Indeed, when $G$ is an $S$-flat finitely presented group scheme, then [EGAIV$_3$, 15.6.5] implies that $\underline{G^0}$ is open in $G$. In particular, $G^0$ is an open $S$-group scheme of $G$.
When $S$ is Noetherian of finite Krull dimension and $G$ is commutative smooth of finite type over $S$, then $G^0$ exists as an $S$-smooth finite type group and $G/G^0$ is an etale group algebraic space, see the paper of Giuseppe Ancona, Annette Huber and Simon Pepin Lehalleur, On the relative motive of a commutative group scheme.

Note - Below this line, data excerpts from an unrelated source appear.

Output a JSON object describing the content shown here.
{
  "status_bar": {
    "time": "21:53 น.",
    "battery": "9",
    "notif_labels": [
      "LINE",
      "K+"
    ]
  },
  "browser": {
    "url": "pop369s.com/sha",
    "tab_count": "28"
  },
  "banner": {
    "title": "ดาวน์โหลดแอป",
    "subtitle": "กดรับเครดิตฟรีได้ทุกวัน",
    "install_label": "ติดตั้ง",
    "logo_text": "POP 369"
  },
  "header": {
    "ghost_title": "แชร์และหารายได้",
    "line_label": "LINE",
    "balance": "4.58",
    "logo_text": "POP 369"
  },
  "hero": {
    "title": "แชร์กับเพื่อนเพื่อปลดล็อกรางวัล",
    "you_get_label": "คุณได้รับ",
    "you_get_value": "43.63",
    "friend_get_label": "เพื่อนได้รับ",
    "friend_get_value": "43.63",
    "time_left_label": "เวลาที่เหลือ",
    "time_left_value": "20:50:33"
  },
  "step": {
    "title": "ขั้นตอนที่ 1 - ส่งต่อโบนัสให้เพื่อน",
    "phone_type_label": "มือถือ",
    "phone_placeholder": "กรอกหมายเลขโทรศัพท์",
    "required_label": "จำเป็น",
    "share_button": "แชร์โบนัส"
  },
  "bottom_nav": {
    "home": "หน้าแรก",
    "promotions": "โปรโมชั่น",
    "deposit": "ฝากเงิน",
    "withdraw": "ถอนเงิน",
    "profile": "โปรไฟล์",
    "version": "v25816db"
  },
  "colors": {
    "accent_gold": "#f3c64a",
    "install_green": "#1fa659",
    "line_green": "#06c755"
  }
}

I think that you should first ask whether $G^\circ$ even makes sense for a group over a relative base. What is it supposed to mean? Perhaps we should assume that $S$ is connected in which case we have that $G^\circ$ should be the connected component of $G$ containing the image of $e:S\to G$? This is not a very well-behaved notion--it doesn't even respect base change. For example, if you take $G=\mu_p$ over $\mathrm{Spec}(\mathbb{Z}_p)$ then then $G=G^\circ$, $G_{\mathbb{F}_p}=G_{\mathbb{F}_p}^\circ$ but $G_{\mathbb{Q}_p}^\circ$ is trivial!